The story of Samson is so strange and foreign to Hebrew lore as to indicate that it was borrowed in toto from Canaanite mythology; in fact, his name is derived from Shamash, the Canaanite sun god who ruled Lebanon.
[Comment: As we know, Shamash equals Prince Utu of the Planet Nibiru, the same "god" as the Greek Sun-God Apollo. Prince Utu was in charge of the Sinai Spaceport and its satellite airport at Baalbek, Lebanon, under the command of Nibiruan Airfleet Commander Princess-Royal Inanna, the sister and secret lover of Prince Utu. See Lord Hellespontiacus.]
There are so many parallels that there is no question of contemporary borrowing by the Hebrews. How then did this influence penetrate the Bible so completely?
Sometime during the Second Millennium BC, the Babylonian script, language, and literature permeated the lands west of Mesopotamia. Babylonian had become the diplomatic language of the Middle East so that correspondence between princes of Syria, Phoenicia, and Palestine with their Egyptian overlords were carried out in Babylonia.
[Comment: This statement is corroborated by the research of Dr. Velikovsky.
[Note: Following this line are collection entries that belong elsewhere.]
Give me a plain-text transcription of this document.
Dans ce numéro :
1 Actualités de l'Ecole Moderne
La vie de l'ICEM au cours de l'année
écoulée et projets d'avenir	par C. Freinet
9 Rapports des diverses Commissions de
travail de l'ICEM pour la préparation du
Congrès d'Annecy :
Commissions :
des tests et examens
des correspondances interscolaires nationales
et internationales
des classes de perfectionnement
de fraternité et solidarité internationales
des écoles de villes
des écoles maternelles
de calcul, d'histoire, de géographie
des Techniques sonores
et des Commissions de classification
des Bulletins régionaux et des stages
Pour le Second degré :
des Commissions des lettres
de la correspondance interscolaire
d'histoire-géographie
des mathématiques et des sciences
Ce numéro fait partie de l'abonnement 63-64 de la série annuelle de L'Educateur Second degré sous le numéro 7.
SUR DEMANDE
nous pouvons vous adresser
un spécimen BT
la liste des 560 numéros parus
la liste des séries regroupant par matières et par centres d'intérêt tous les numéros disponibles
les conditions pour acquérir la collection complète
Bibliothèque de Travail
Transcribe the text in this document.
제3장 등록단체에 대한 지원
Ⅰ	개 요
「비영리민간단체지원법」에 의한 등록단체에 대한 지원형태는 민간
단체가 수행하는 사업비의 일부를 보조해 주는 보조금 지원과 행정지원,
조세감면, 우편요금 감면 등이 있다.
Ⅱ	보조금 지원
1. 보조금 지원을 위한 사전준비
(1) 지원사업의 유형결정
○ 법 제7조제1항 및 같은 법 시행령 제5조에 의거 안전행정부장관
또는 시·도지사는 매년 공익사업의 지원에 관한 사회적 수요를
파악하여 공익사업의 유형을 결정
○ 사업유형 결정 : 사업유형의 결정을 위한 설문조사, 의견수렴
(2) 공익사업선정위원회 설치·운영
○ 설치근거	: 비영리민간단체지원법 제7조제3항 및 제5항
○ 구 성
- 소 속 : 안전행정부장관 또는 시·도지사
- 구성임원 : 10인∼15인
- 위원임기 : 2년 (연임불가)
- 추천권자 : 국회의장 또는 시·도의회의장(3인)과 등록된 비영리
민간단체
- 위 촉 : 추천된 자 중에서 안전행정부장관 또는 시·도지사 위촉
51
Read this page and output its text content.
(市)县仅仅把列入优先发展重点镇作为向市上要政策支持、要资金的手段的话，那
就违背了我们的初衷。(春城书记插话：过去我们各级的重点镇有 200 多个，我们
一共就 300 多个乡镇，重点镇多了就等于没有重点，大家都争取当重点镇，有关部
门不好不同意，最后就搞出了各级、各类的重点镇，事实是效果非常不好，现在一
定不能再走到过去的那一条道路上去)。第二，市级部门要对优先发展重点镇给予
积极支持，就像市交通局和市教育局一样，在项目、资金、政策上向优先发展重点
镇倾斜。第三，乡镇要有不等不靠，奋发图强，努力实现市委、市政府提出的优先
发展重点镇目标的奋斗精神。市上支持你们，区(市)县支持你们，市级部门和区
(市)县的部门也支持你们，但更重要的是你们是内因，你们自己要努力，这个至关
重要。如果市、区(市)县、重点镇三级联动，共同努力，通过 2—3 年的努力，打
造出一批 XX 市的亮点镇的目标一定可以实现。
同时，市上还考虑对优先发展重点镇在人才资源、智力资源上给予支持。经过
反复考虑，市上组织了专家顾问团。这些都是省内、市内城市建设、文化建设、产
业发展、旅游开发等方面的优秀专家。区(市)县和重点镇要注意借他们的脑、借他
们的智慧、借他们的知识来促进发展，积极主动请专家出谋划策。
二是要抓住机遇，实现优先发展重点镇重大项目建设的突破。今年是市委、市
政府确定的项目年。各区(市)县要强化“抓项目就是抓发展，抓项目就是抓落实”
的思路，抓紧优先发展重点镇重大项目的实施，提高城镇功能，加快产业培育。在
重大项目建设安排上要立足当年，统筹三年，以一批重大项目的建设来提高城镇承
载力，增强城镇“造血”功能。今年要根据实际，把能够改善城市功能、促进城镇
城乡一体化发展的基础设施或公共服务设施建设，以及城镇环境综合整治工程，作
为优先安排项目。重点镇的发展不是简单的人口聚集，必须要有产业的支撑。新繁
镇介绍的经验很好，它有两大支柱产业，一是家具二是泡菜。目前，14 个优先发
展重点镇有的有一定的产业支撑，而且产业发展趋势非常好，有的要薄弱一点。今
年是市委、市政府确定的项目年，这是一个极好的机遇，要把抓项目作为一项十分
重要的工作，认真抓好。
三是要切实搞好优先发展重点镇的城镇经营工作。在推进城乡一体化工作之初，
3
One might think of Babylonian as the "English of the Ancient World."]
Therefore, in order to learn the writing and language of the Babylonians, it is necessary for these peoples to study their literature and for this purpose texts were required. Among the tablets discovered at Tel-Amarna in Egypt were copies, in the form of school exercises, of the Babylonian stories of Ereshkigal, the Queen of the Underworld, and the story of Adapa, the mortal who was misled into refusing the food and water of immortality. So it is not unreasonable to assume that many of the Sumerians and Babylonian traditions, such as the stories of Creation and the Deluge, were known also to the Hebrews, or at least to their leaders.
When he left Ur in the valley of Mesopotamia, Abraham presumably brought these Sumerian traditions with him. His father Terah was a high priest in the government of Ur and would certainly have had an intimate knowledge of Sumerian culture.
It is therefore manifest that Sumerian tales of the gods of heaven and earth, the creation of Man, and the Deluge were the fountainhead from which nations of the ancient world drew their knowledge and beliefs.